Treasurer Josh Frydenberg is facing pressure to overhaul JobMaker after the hiring credit fell flat with employers, raising concerns that the government is failing to offer enough stimulus to support the recovery.
Only 521 jobs have been created by the $4 billion scheme in its first six weeks, just 0.1 per cent of the 450,000 Treasury predicted would be supported by the program in the 12 months to October.
Applications opened at the start of February for jobs starting before October 6, meaning an average of 37,500 roles would need to be signed up each month to meet the government’s targets.
The lacklustre uptake has raised concerns that JobMaker – announced in the federal budget to support jobs when JobKeeper ends – is failing to deliver, with just $800,000 paid out to businesses so far.

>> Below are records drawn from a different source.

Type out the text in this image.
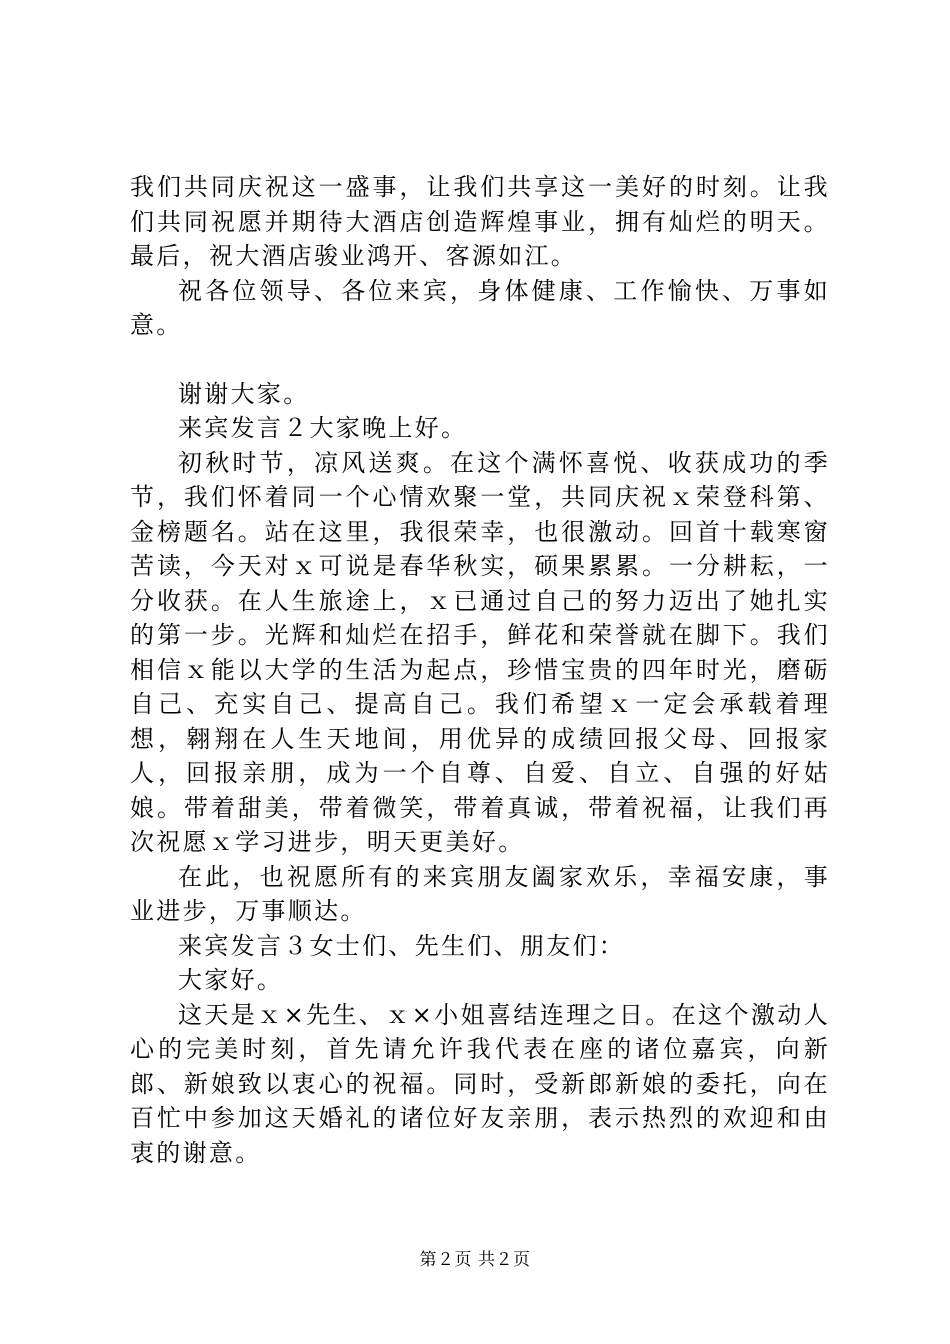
我们共同庆祝这一盛事，让我们共享这一美好的时刻。让我们共同祝愿并期待大酒店创造辉煌事业，拥有灿烂的明天。最后，祝大酒店骏业鸿开、客源如江。

祝各位领导、各位来宾，身体健康、工作愉快、万事如意。

谢谢大家。

来宾发言２大家晚上好。

初秋时节，凉风送爽。在这个满怀喜悦、收获成功的季节，我们怀着同一个心情欢聚一堂，共同庆祝ｘ荣登科第、金榜题名。站在这里，我很荣幸，也很激动。回首十载寒窗苦读，今天对ｘ可说是春华秋实，硕果累累。一分耕耘，一分收获。在人生旅途上，ｘ已通过自己的努力迈出了她扎实的第一步。光辉和灿烂在招手，鲜花和荣誉就在脚下。我们相信ｘ能以大学的生活为起点，珍惜宝贵的四年时光，磨砺自己、充实自己、提高自己。我们希望ｘ一定会承载着理想，翱翔在人生天地间，用优异的成绩回报父母、回报家人，回报亲朋，成为一个自尊、自爱、自立、自强的好姑娘。带着甜美，带着微笑，带着真诚，带着祝福，让我们再次祝愿ｘ学习进步，明天更美好。

在此，也祝愿所有的来宾朋友阖家欢乐，幸福安康，事业进步，万事顺达。

来宾发言３女士们、先生们、朋友们：

大家好。

这天是ｘ×先生、ｘ×小姐喜结连理之日。在这个激动人心的完美时刻，首先请允许我代表在座的诸位嘉宾，向新郎、新娘致以衷心的祝福。同时，受新郎新娘的委托，向在百忙中参加这天婚礼的诸位好友亲朋，表示热烈的欢迎和由衷的谢意。

第２页 共２页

It comes after the government’s own experts warned that the hiring credits, worth $100 to $200 a week for employers who hire new workers aged under 35, was open to rorts and could create more insecure work.

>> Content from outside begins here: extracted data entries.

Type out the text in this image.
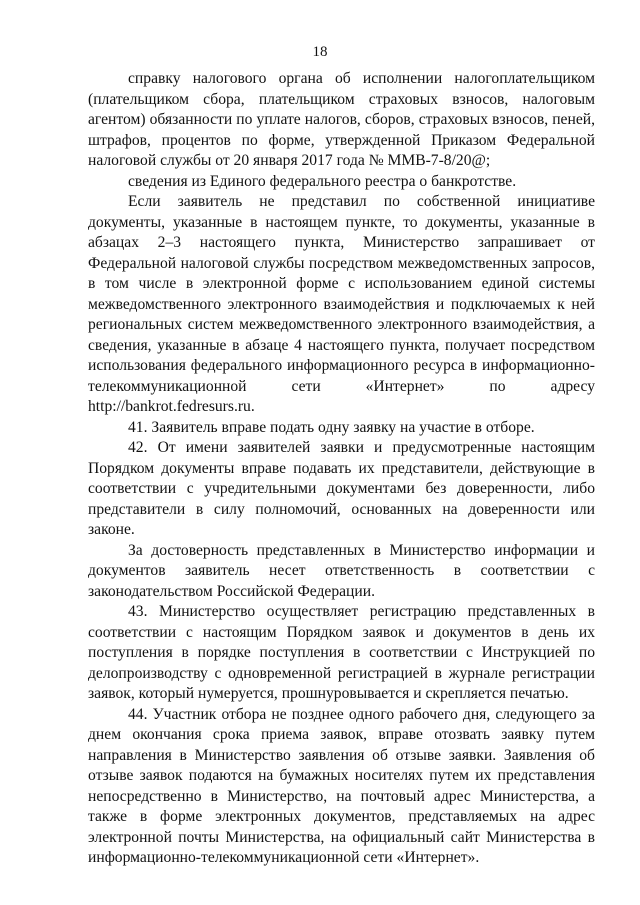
18

справку налогового органа об исполнении налогоплательщиком (плательщиком сбора, плательщиком страховых взносов, налоговым агентом) обязанности по уплате налогов, сборов, страховых взносов, пеней, штрафов, процентов по форме, утвержденной Приказом Федеральной налоговой службы от 20 января 2017 года № ММВ-7-8/20@;

сведения из Единого федерального реестра о банкротстве.

Если заявитель не представил по собственной инициативе документы, указанные в настоящем пункте, то документы, указанные в абзацах 2–3 настоящего пункта, Министерство запрашивает от Федеральной налоговой службы посредством межведомственных запросов, в том числе в электронной форме с использованием единой системы межведомственного электронного взаимодействия и подключаемых к ней региональных систем межведомственного электронного взаимодействия, а сведения, указанные в абзаце 4 настоящего пункта, получает посредством использования федерального информационного ресурса в информационно-телекоммуникационной сети «Интернет» по адресу http://bankrot.fedresurs.ru.

41. Заявитель вправе подать одну заявку на участие в отборе.

42. От имени заявителей заявки и предусмотренные настоящим Порядком документы вправе подавать их представители, действующие в соответствии с учредительными документами без доверенности, либо представители в силу полномочий, основанных на доверенности или законе.

За достоверность представленных в Министерство информации и документов заявитель несет ответственность в соответствии с законодательством Российской Федерации.

43. Министерство осуществляет регистрацию представленных в соответствии с настоящим Порядком заявок и документов в день их поступления в порядке поступления в соответствии с Инструкцией по делопроизводству с одновременной регистрацией в журнале регистрации заявок, который нумеруется, прошнуровывается и скрепляется печатью.

44. Участник отбора не позднее одного рабочего дня, следующего за днем окончания срока приема заявок, вправе отозвать заявку путем направления в Министерство заявления об отзыве заявки. Заявления об отзыве заявок подаются на бумажных носителях путем их представления непосредственно в Министерство, на почтовый адрес Министерства, а также в форме электронных документов, представляемых на адрес электронной почты Министерства, на официальный сайт Министерства в информационно-телекоммуникационной сети «Интернет».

Although more businesses are expected to sign up when JobKeeper ends, Mr Frydenberg is now planning tweaks in the May budget to encourage more firms to sign up.
But Alison Pennington, senior economist at The Australia Institute’s Centre for Future Work, said the failures require a broader overhaul.
“The predictable failure of JobMaker should spark government interest in engaging in far more ambitious, hands-on jobs planning,” she told The New Daily.
Ms Pennington said the government should reprioritise JobMaker and broaden the part that’s supporting 500 ongoing roles for women in science, technology, engineering and maths (STEM) – a policy experts have backed.
“They know that they can invest in those stronger education-to-jobs pathways in areas that provide decent, meaningful work,” she said.
“[But] they’re so wedded to this ‘let the market do its magic’ ideology that they’ve really misunderstood the scale of this labour market crisis.”
The stakes are high as young people are lagging behind in the COVID-19 jobs recovery, with employment down 2.6 per cent for those aged 24 to 34 in February compared to pre-pandemic, and 7.3 per cent for those aged 20 to 24.
Research shows employment for young people can take up to a decade to recover after a recession, in what Equity Economics lead economist Angela Jackson said was an urgent issue that required a more effective government response than the one JobMaker is delivering.
“This policy was aimed at just getting [young] people a job, any job, and that’s what actually leads to the long-term negative impacts,” Ms Jackson told The New Daily.
“They get poor job matching, and they don’t necessarily develop the skills they need.”
Yet, while JobMaker is failing to deliver, the government isn’t expected to unveil big changes and is instead considering widening the eligibility.
“While the program [JobMaker] is still in its early stages, given the take up to date the government will examine its criteria and settings in the context of the budget,” Mr Frydenberg said in a statement.
But this approach ignores how hiring credit programs have proven to be an ineffective way to support employment generally, Ms Jackson said.
“It’s a difficult program for employers to necessarily navigate and they’re probably not going to bother for the financial rewards that are on offer,” Ms Jackson said.
Under the current rules of the scheme, employers are not required to provide ongoing employment once the hiring credits expire, or provide additional training to build skills.
Kristin O’Connell, spokesperson for the Australian Unemployed Workers Union (AUWU), said members felt “sold out” when JobMaker was announced, as the government was simultaneously mulling cuts to the temporary Coronavirus Supplement.
The union wants JobMaker scrapped and replaced with an in-kind increase in unemployment support, on the premise that members are better placed to find work when the rate of JobSeeker is above the poverty line.
“During the pandemic, when payments were above the poverty line, people were searching for work more than ever,” Ms O’Connell told TND.
That fewer than the expected 45,000 roles will be created by JobMaker also raises broader concern about the COVID-19 recovery.
Ms Jackson said the government must be careful in ensuring the level of government support for the economy is adequate moving forward.
“The problem with the way they structured a lot of their stimulus was that it was incentives or subsidies for behaviour,” Ms Jackson explained.
Although the federal government has earmarked $4 billion for JobMaker, the program is demand driven, meaning it’s possible that not all that money will flow into the economy if the scheme is undersubscribed.
“It means that if businesses don’t hire workers, if they don’t invest, then that stimulus won’t flow and the economy won’t get the support it needs,” Ms Jackson said.
“The government needs to be very mindful. We’re in a fantastic spot at the moment, but to keep that going there’s still going to be a role for government.”